As an educator I have had a bittersweet relationship with awards and incentive programs at school. While teaching middle years I recall having to come up with a “virtue award” each month to balance out the academic awards and was directed to “make sure [I] get one to every child by the end of the year”. This always made me uneasy, many students simply put the awards in the garbage directly after each assembly and would say openly that the virtue awards were for kids who weren’t going to get the real awards, and they were right. I have seen students do their best and come short at awards time because they didn’t get exactly 80% or 90% and even seen students lose when they tied for highest in Chemistry with a mark that tied another student to be further scrutinized to the thousandths of a percent, as though the marking of anything in a school could be accurate to that point.

I have been an administrator in three buildings in my career. My first was a k-12 the second a 7-12 and currently I am the principal of a k-8 school.

As a principal of the k-12 school I saw awards ceremonies as tedious and damaging to students ego’s they created winners but many more losers and the incentive value for future performance was minimal at best. I always believed that there must be a better way to celebrate everyone’s accomplishments in a real meaningful way.

In the 7-12 school it was a high stakes race to see who would get the most money for their “efforts” in scholarships and bursaries. Students were ranked and sorted and at the graduation ceremony a handful of students would receive the lions share of accolades and awards. Students who simply tried their best or were excellent in their own way were not mentioned or celebrated, they were merely there for the show. The structure that supports this process is based on the notion that the “real world” ranks and sorts people and that universities want us to do this. I disagree with both ideas but that is for another post.

We also had a sports awards night which we canceled because of low attendance in my second year there and no one noticed, not a single student or parent inquired about how an event which had been part of the tradition of the school and community for years.

Recently we were given a window of opportunity to change the awards system in our school. Two major changes happened provincially and divisionally which made change possible.

1. We were given provincial reporting which focused on standards based assessments and had 1-4 ratings for student performance rather than % grades for students in grades 1-6.

2. Divisional policies regarding assessments changed as well in response to the new report card and a focus on standards based assessment and formative assessment practices.

3. Everyone was doing it, literally every school in our division was planning on limiting or eliminating the awards ceremony from it’s yearly celebrations.
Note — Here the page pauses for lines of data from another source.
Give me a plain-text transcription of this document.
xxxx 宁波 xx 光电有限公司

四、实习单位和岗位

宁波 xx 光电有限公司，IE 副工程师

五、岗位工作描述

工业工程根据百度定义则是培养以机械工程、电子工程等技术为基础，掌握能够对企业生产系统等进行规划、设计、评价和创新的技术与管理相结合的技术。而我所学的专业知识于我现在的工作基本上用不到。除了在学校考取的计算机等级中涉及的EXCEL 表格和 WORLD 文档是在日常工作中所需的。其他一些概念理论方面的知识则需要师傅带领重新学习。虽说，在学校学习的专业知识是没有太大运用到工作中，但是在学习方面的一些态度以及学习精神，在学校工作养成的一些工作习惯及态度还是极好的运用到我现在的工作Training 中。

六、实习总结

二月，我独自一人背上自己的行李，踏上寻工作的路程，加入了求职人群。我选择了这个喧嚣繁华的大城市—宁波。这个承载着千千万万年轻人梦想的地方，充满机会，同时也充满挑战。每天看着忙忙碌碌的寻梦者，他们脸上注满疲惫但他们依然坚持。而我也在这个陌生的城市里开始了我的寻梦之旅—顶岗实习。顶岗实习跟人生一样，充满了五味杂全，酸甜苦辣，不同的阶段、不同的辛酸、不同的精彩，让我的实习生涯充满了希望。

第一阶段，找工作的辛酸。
The staff at my school took this as an opportunity to change how we recognize success at our school. We reviewed the policies at neighboring schools in our division who had abolished awards and constructed our own policies. A committee formed and decided to use the following policy:

Anonymous Elementary School Awards Policy
The Anonymous Elementary School community believes in celebrating student effort, achievement and excellence (in all aspects of school life including academics, sports, arts, leadership and citizenship) throughout the year.

In-class activities, newsletters, pictures, assemblies and special days are just some of the possible avenues of acknowledging what our students have and/or hope to accomplish. Our final celebration will be during the Grade 8 Farewell assembly, at which each class will have a display highlighting their activities.
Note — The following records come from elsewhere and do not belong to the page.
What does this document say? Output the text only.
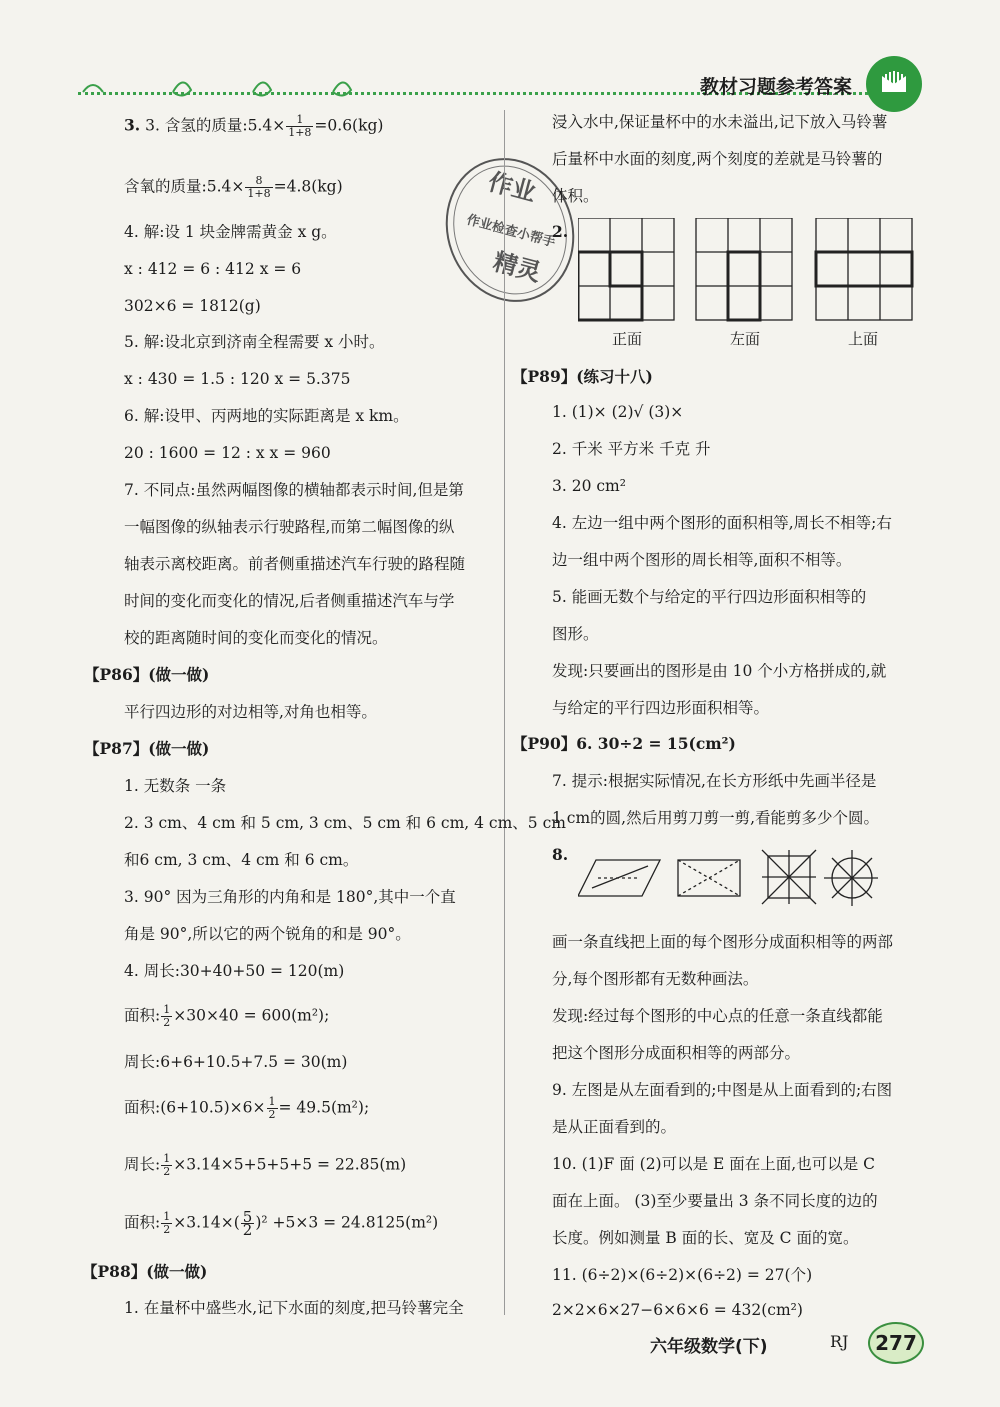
教材习题参考答案
作业
作业检查小帮手
精灵
3. 3. 含氢的质量:5.4× $\frac{1}{1+8} =0.6(kg)$
含氧的质量:5.4× $\frac{8}{1+8} =4.8(kg)$
4. 解:设 1 块金牌需黄金 x g。
x : 412 = 6 : 412 x = 6
302×6 = 1812(g)
5. 解:设北京到济南全程需要 x 小时。
x : 430 = 1.5 : 120 x = 5.375
6. 解:设甲、丙两地的实际距离是 x km。
20 : 1600 = 12 : x x = 960
7. 不同点:虽然两幅图像的横轴都表示时间,但是第
一幅图像的纵轴表示行驶路程,而第二幅图像的纵
轴表示离校距离。前者侧重描述汽车行驶的路程随
时间的变化而变化的情况,后者侧重描述汽车与学
校的距离随时间的变化而变化的情况。
【P86】(做一做)
平行四边形的对边相等,对角也相等。
【P87】(做一做)
1. 无数条 一条
2. 3 cm、4 cm 和 5 cm, 3 cm、5 cm 和 6 cm, 4 cm、5 cm
和6 cm, 3 cm、4 cm 和 6 cm。
3. 90° 因为三角形的内角和是 180°,其中一个直
角是 90°,所以它的两个锐角的和是 90°。
4. 周长:30+40+50 = 120(m)
面积: $\frac{1}{2} \times 30\times 40 = 600(m^2)$;
周长:6+6+10.5+7.5 = 30(m)
面积:(6+10.5)×6× $\frac{1}{2} = 49.5(m^2)$;
周长: $\frac{1}{2} \times 3.14\times 5+5+5+5 = 22.85(m)$
面积: $\frac{1}{2} \times 3.14\times( \frac{5}{2} )^2 +5\times 3 = 24.8125(m^2)$
【P88】(做一做)
1. 在量杯中盛些水,记下水面的刻度,把马铃薯完全
浸入水中,保证量杯中的水未溢出,记下放入马铃薯
后量杯中水面的刻度,两个刻度的差就是马铃薯的
体积。
2.
正面	左面	上面
【P89】(练习十八)
1. (1)× (2)√ (3)×
2. 千米 平方米 千克 升
3. 20 cm²
4. 左边一组中两个图形的面积相等,周长不相等;右
边一组中两个图形的周长相等,面积不相等。
5. 能画无数个与给定的平行四边形面积相等的
图形。
发现:只要画出的图形是由 10 个小方格拼成的,就
与给定的平行四边形面积相等。
【P90】6. 30÷2 = 15(cm²)
7. 提示:根据实际情况,在长方形纸中先画半径是
1 cm的圆,然后用剪刀剪一剪,看能剪多少个圆。
8.
画一条直线把上面的每个图形分成面积相等的两部
分,每个图形都有无数种画法。
发现:经过每个图形的中心点的任意一条直线都能
把这个图形分成面积相等的两部分。
9. 左图是从左面看到的;中图是从上面看到的;右图
是从正面看到的。
10. (1)F 面 (2)可以是 E 面在上面,也可以是 C
面在上面。 (3)至少要量出 3 条不同长度的边的
长度。例如测量 B 面的长、宽及 C 面的宽。
11. (6÷2)×(6÷2)×(6÷2) = 27(个)
2×2×6×27−6×6×6 = 432(cm²)
六年级数学(下)	RJ	277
We advertised the changes to our traditional Awards ceremony and re-branded it the “Celebration of Learning”. In the end each classroom from grades 5-8 produced live performances, videos, Songs, and demonstrations which showed the community members what they had been up to all year. I met with our Parent Advisory Council (PAC) and told them of the changes which they supported.
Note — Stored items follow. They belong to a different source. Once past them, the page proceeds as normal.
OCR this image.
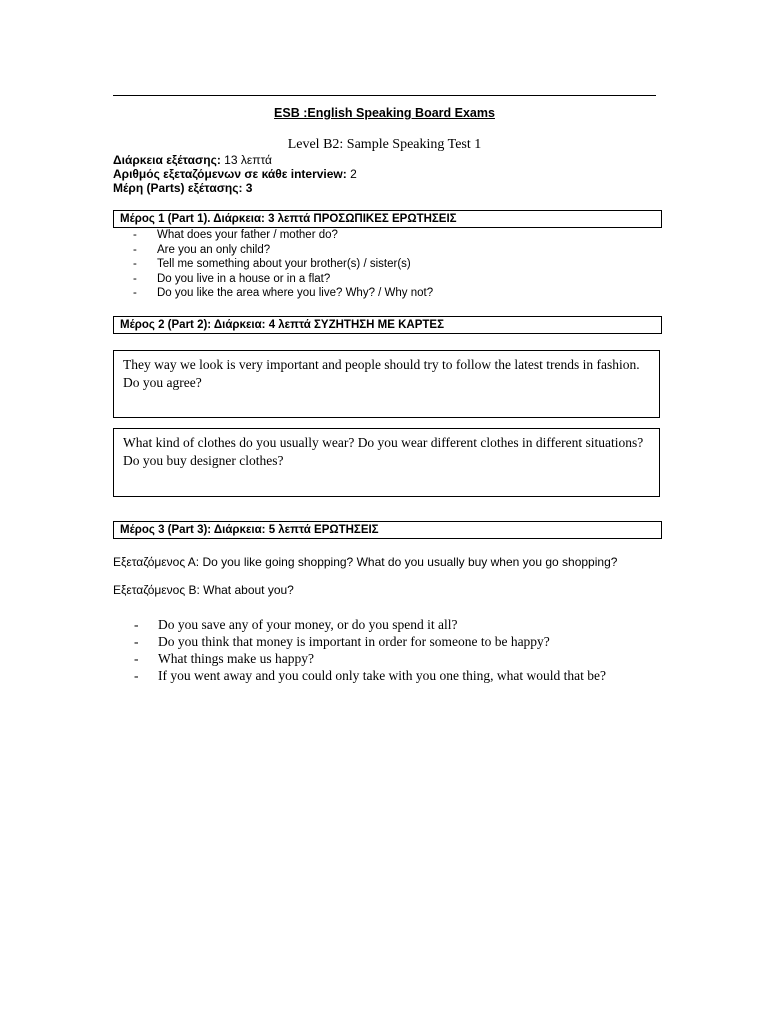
ESB :English Speaking Board Exams
Level B2: Sample Speaking Test 1
Διάρκεια εξέτασης: 13 λεπτά
Αριθμός εξεταζόμενων σε κάθε interview: 2
Μέρη (Parts) εξέτασης: 3
Μέρος 1 (Part 1). Διάρκεια: 3 λεπτά ΠΡΟΣΩΠΙΚΕΣ ΕΡΩΤΗΣΕΙΣ
- What does your father / mother do?
- Are you an only child?
- Tell me something about your brother(s) / sister(s)
- Do you live in a house or in a flat?
- Do you like the area where you live? Why? / Why not?
Μέρος 2 (Part 2): Διάρκεια: 4 λεπτά ΣΥΖΗΤΗΣΗ ΜΕ ΚΑΡΤΕΣ
They way we look is very important and people should try to follow the latest trends in fashion. Do you agree?
What kind of clothes do you usually wear? Do you wear different clothes in different situations? Do you buy designer clothes?
Μέρος 3 (Part 3): Διάρκεια: 5 λεπτά ΕΡΩΤΗΣΕΙΣ
Εξεταζόμενος Α: Do you like going shopping? What do you usually buy when you go shopping?
Εξεταζόμενος Β: What about you?
- Do you save any of your money, or do you spend it all?
- Do you think that money is important in order for someone to be happy?
- What things make us happy?
- If you went away and you could only take with you one thing, what would that be?
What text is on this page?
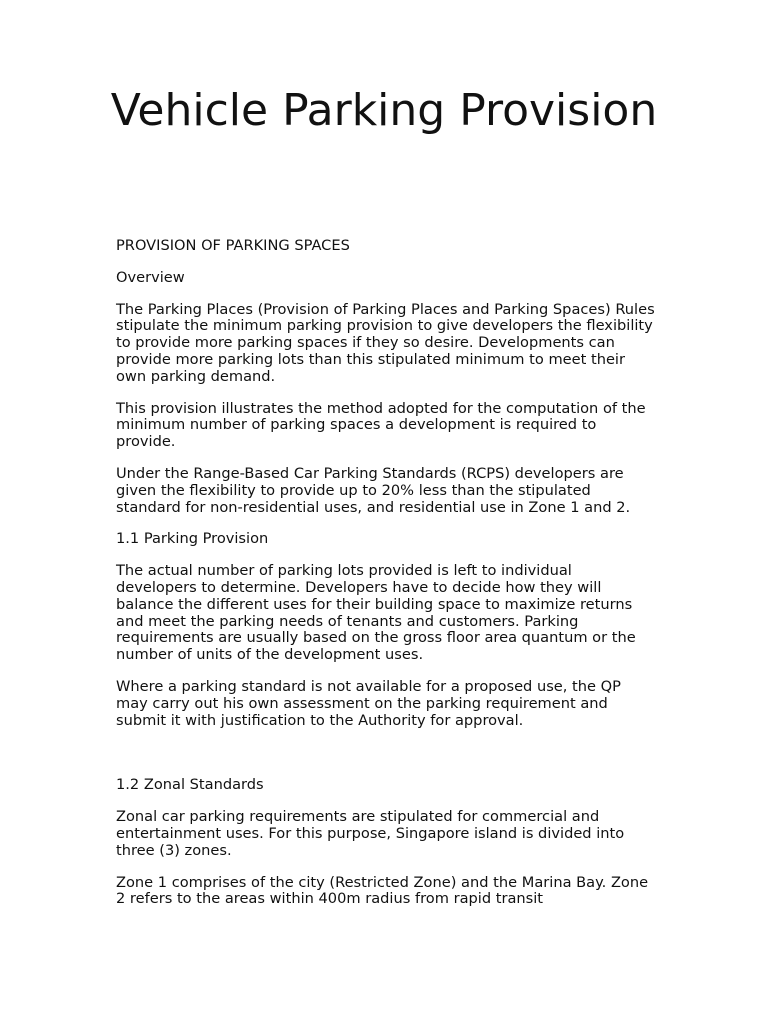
Vehicle Parking Provision

PROVISION OF PARKING SPACES

Overview

The Parking Places (Provision of Parking Places and Parking Spaces) Rules stipulate the minimum parking provision to give developers the flexibility to provide more parking spaces if they so desire. Developments can provide more parking lots than this stipulated minimum to meet their own parking demand.

This provision illustrates the method adopted for the computation of the minimum number of parking spaces a development is required to provide.

Under the Range-Based Car Parking Standards (RCPS) developers are given the flexibility to provide up to 20% less than the stipulated standard for non-residential uses, and residential use in Zone 1 and 2.

1.1 Parking Provision

The actual number of parking lots provided is left to individual developers to determine. Developers have to decide how they will balance the different uses for their building space to maximize returns and meet the parking needs of tenants and customers. Parking requirements are usually based on the gross floor area quantum or the number of units of the development uses.

Where a parking standard is not available for a proposed use, the QP may carry out his own assessment on the parking requirement and submit it with justification to the Authority for approval.

1.2 Zonal Standards

Zonal car parking requirements are stipulated for commercial and entertainment uses. For this purpose, Singapore island is divided into three (3) zones.

Zone 1 comprises of the city (Restricted Zone) and the Marina Bay. Zone 2 refers to the areas within 400m radius from rapid transit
A few months before the ceremony I had a few conversations with parents who wanted to know what the rational behind the decision was and once explained they seemed quite happy with the decision. Most of there concerns centered around the tradition that awards bring, siblings had won and they wanted their children to have the same opportunity. They also held the belief that if the awards were not present students would not try. This notion of effort throughout the year being tied to a certificate or medal in June is not relevant in my opinion. Behavioral awards need to be in place close to the desired behavior and that is were I would like to go with rewards. I would like all of my teachers to focus on formative assessment and praise and reward accomplishments/milestones for our students when they happen.

Any time I try something new I am a little nervous, add in that I was changing a tradition in my first year and it produces anxiety. My teachers and students did a fabulous job of creating an event which left parents with a sense of pride and accomplishment for their children. Everyone was celebrated, Everyone.

After the Celebration I was expecting to meet with several parents who had concerns but no one did. I sincerely believe that our numerous notices in newsletters and teachers talking to their students avoided any confrontation or anger that may have erupted without consulting with our stakeholders.

In the end we had a two hour long celebration where all students efforts were honored and all students participated, and everyone was honored.